Under the order, a division of the state treasury will request the vendors and retailers selling guns and ammunition to the state to adhere to public safety principles. Those include preventing, detecting and screening for the transfer of firearms to straw purchasers and firearm traffickers.
Prospective bids for guns and ammo under the order are to require that each vendor adhere to those principles in order to win the bid.
Bill Castner, the Murphy administration’s special adviser for firearms, said Tuesday recent state purchasing of firearms, ammo and other accessories is $70 million.
Here’s the problem with this plan.
First, gun manufacturers don’t really sell to individuals. They sell primarily to distributors who then sell to gun stores. It’s the stores that sell to individuals. Even if someone buys directly from a company’s website, though, it still has to go through someone with a federal firearms license. In other words, manufacturers could develop all the policies in the world and it wouldn’t amount to a hill of beans because they’re not selling to the people Murphy is worried about.
However, the biggest problem is that New Jersey isn’t a big enough customer to warrant that kind of nonsense.
“But they spent $70 million on guns, ammo, and accessories!”
Yeah, and?
Look, most of that $70 million was going to be on ammo. That’s something you burn through while training and evaluating officers at every level. You go through a whole lot of ammunition in the course of a year. That’s especially true if officers are continuing to train regularly on their own time, as they should.
However, ammo companies aren’t really in a position to screen for straw buyers because in most states. While it may be for New Jersey, it’s not in Free America. Further, most of them also sell through distributors.
In other words, they’re no the final say on who gets to buy ammo and who doesn’t.
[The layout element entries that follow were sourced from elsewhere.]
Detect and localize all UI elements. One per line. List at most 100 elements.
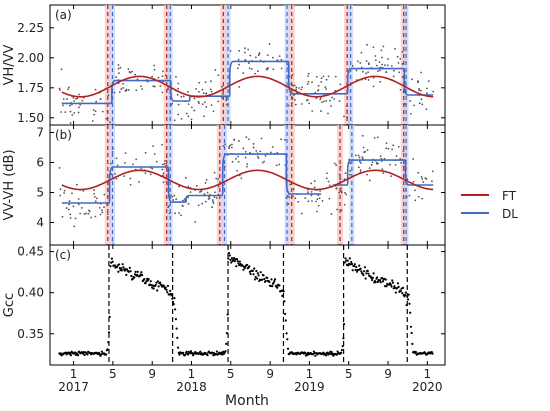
data-point [308,102,311,105]
gcc-point [120,267,123,270]
data-point [100,209,103,212]
y-tick-label: 7 [36,126,44,140]
data-point [136,78,139,81]
gcc-point [374,281,377,284]
data-point [359,169,362,171]
gcc-point [394,291,397,294]
x-tick-year-label: 2019 [294,380,325,394]
data-point [180,95,183,98]
data-point [190,106,193,109]
data-point [69,213,72,216]
data-point [325,100,328,102]
data-point [372,46,375,49]
data-point [202,92,205,95]
data-point [334,75,337,78]
gcc-point [178,353,181,356]
data-point [409,112,412,115]
data-point [245,136,248,139]
gcc-point [284,319,287,322]
data-point [205,178,208,181]
data-point [225,103,228,106]
gcc-point [348,257,351,260]
data-point [212,200,215,203]
data-point [425,178,428,180]
data-point [365,72,367,75]
data-point [175,198,178,201]
data-point [278,55,281,58]
data-point [244,150,247,153]
data-point [266,68,269,71]
gcc-point [285,332,288,335]
data-point [193,109,196,112]
data-point [322,75,325,78]
data-point [204,101,206,104]
gcc-point [358,264,361,267]
gcc-point [355,270,359,273]
data-point [204,182,207,184]
data-point [125,88,128,91]
gcc-point [122,266,125,269]
data-point [386,64,389,67]
data-point [177,87,179,90]
data-point [152,145,155,148]
gcc-point [366,269,369,273]
data-point [397,61,400,64]
data-point [330,105,332,107]
gcc-point [173,297,176,300]
data-point [293,94,296,97]
y-tick-label: 0.35 [17,327,44,341]
data-point [383,157,386,160]
data-point [221,85,223,88]
data-point [344,172,347,175]
gcc-point [363,266,367,269]
gcc-point [256,272,259,275]
data-point [383,64,386,67]
data-point [229,144,232,147]
data-point [79,212,82,215]
data-point [217,100,220,103]
data-point [414,189,416,192]
data-point [78,93,81,96]
data-point [99,213,102,216]
data-point [153,64,156,67]
data-point [401,51,404,53]
data-point [157,76,160,79]
data-point [225,99,228,102]
data-point [408,194,411,197]
data-point [198,90,200,93]
data-point [278,163,281,166]
data-point [177,82,180,85]
data-point [432,90,435,93]
gcc-point [131,277,134,280]
gcc-point [268,280,271,284]
data-point [249,151,251,154]
gcc-point [109,265,112,268]
data-point [365,60,368,62]
data-point [63,192,65,194]
x-tick-label: 5 [345,367,353,381]
gcc-point [133,273,137,276]
gcc-point [158,281,162,284]
data-point [198,81,201,84]
data-point [153,153,156,155]
data-point [412,181,415,183]
data-point [374,59,377,62]
gcc-point [147,278,150,281]
data-point [106,213,109,216]
data-point [238,49,241,52]
data-point [380,157,383,160]
data-point [364,150,367,153]
data-point [211,206,213,209]
data-point [276,59,279,61]
x-tick-label: 1 [70,367,78,381]
gcc-point [353,263,356,266]
data-point [421,197,423,200]
data-point [294,103,297,106]
data-point [237,155,239,158]
data-point [389,163,391,166]
data-point [244,156,247,159]
gcc-point [351,269,354,272]
data-point [176,93,179,96]
gcc-point [111,260,114,263]
x-tick-label: 9 [384,367,392,381]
So with all of that out there, a lot of gun manufacturers are potentially going to look at the requirements being set out and decide that it’s just not worth the hassle. New Jersey is a state that has made it clear it wants to put them out of business anyway, so how many will refuse to even bit on contracts with that as a requirement?
It’s not like Glock or Smith & Wesson really need the state of New Jersey’s sales to stay afloat. In fact, I suspect the real profit from such sales is in advertising that X department is carrying your firearm. Make it more costly for them to bid and they may decide the advertising win just isn’t enough to warrant the headache.
The problem is, that means there’s a good chance the only people who will bid will be those who are going to either make the bid high enough to recoup the costs required to create such stupidity or companies that are desperate for validation.
Those with a desperate need for validation are likely to be much lower quality firearms than what officers currently carry, which means the potential exists for a greater number of malfunctions.
Folks, if there’s one thing you don’t want to see, it’s police officers with crappy guns. While there may be no duty to protect individual citizens, with a jammed or broken weapon, there is no ability to protect individual citizens.
Of course, that’s a worst-case scenario. It’s also entirely possible that the taxpayers of New Jersey are just going to be stuck paying more for the same firearms because their governor doesn’t understand how the firearms market actually works.
Either way, it’s unlikely to be good news for the citizens of New Jersey.